Lisa Bate, Glacier National Park’s lead wildlife technician who’s been studying bats in the area for years, said she thinks the dearth of edible insects is grounding more young bats and causing them to act erratically, thus coming into contact with dogs, cats and humans.

“I think it’s connected to the weather,” Bate said. “We had the hottest June on record, which is typically when we get a lot of rain, and mosquitoes and other insects breed in wet, stagnant pools. So we’re seeing more bats dying this year.

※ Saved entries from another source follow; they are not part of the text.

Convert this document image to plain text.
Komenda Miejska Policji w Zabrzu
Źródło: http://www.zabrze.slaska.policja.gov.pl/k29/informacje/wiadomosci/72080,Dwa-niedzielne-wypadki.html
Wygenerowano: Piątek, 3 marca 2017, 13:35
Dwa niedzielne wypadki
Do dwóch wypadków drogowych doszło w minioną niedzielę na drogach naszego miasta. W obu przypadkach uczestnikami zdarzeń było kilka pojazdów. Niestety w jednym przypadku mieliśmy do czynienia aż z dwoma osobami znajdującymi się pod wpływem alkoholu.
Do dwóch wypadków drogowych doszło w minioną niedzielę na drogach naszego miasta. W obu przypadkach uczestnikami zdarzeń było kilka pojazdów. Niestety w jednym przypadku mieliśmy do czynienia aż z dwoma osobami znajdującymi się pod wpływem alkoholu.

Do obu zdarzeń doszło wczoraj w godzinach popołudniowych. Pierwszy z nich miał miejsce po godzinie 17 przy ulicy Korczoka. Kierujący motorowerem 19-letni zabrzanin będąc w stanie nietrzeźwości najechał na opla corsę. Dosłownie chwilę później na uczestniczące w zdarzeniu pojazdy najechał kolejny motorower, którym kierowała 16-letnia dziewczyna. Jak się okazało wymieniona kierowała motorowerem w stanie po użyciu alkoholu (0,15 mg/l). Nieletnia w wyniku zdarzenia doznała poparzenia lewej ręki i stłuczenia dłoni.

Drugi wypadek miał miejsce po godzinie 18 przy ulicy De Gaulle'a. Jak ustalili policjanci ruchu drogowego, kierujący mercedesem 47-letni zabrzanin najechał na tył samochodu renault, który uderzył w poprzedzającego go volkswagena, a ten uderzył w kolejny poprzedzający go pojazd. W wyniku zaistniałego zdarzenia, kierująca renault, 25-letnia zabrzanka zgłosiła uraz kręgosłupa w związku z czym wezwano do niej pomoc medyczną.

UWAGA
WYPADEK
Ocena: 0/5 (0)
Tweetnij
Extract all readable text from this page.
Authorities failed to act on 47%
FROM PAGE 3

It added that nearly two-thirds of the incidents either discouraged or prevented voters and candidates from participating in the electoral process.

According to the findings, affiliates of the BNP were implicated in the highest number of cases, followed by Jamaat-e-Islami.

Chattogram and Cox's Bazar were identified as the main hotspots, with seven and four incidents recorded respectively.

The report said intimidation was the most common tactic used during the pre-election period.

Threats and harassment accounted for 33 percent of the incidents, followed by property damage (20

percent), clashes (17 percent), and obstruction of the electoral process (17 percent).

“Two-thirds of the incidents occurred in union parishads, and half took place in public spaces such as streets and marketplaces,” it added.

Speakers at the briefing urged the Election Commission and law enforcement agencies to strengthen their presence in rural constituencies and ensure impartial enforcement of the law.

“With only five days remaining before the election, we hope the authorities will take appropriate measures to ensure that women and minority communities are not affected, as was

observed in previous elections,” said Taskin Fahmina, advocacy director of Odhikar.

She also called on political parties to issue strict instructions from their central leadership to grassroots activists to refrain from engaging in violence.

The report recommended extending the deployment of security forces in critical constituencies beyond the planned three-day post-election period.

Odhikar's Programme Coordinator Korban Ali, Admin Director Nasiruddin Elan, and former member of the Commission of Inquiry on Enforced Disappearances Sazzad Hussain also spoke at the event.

We’re seeing a lot of pups starving to death and females not getting enough food.”

But the thrust of the studies Bate and other regional biologists are conducting in Northwest Montana and Glacier National Park centers on an effort to learn more about the winged mammals before a fungal disease called white-nose syndrome possibly sweeps through local populations.

Although the disease hasn’t arrived in Montana, bats across the Northeast United States have been dying in the millions since white-nose syndrome struck in New York in 2006-07, causing bat populations to plunge by more than 80 percent.

The cause for concern is that bats serve an important ecological and economic role, and some experts have estimated the loss of these bug-eating creatures could cost the U.S. economy more than $3.7 billion a year in agricultural costs.

A single little brown bat can eat 1,000 mosquito-like insects an hour, and a female nursing young (a baby is called a pup or a kit) may consume as many as 4,500 insects in a single night.

Lewis Young, a retired wildlife biologist who spent 40 years with the U.S. Forest Service, says the general public has a misperception about bats, dismissing them as merely flying pests.

“Most people, once they get to see them up close and learn about their adaptations and how they functions in the wild, it often changes their mind,” Young said. “Instead of being a flying pest, people recognize that they are an important ecological component and also have an important economic impact by consuming vast amounts of agricultural pests.”

To educate the public about bats, Young and Bate will host a field trip on Saturday, Aug. 15 at 8:30 p.m. outside Kehoe’s Agates in Bigfork.

The biologists will have monitoring equipment on hand, as well as mist nets set up to capture bats flying overhead.

Bats use echolocation to locate their insect prey, a frequency that human ears can’t detect but which can be recorded and analyzed to determine the species and to monitor populations.

“You can analyze the calls and detect the species,” Young said.

Worldwide, there are 1,200 species of bat, only 0.5 percent of which carry rabies, Bate said. People and animals are more likely to contract rabies from a skunk or raccoon, but given the increase in reports, health officials are urging vigilance, particularly given the high rate of unvaccinated cats, which are required by county ordinance to be rabies vaccinated.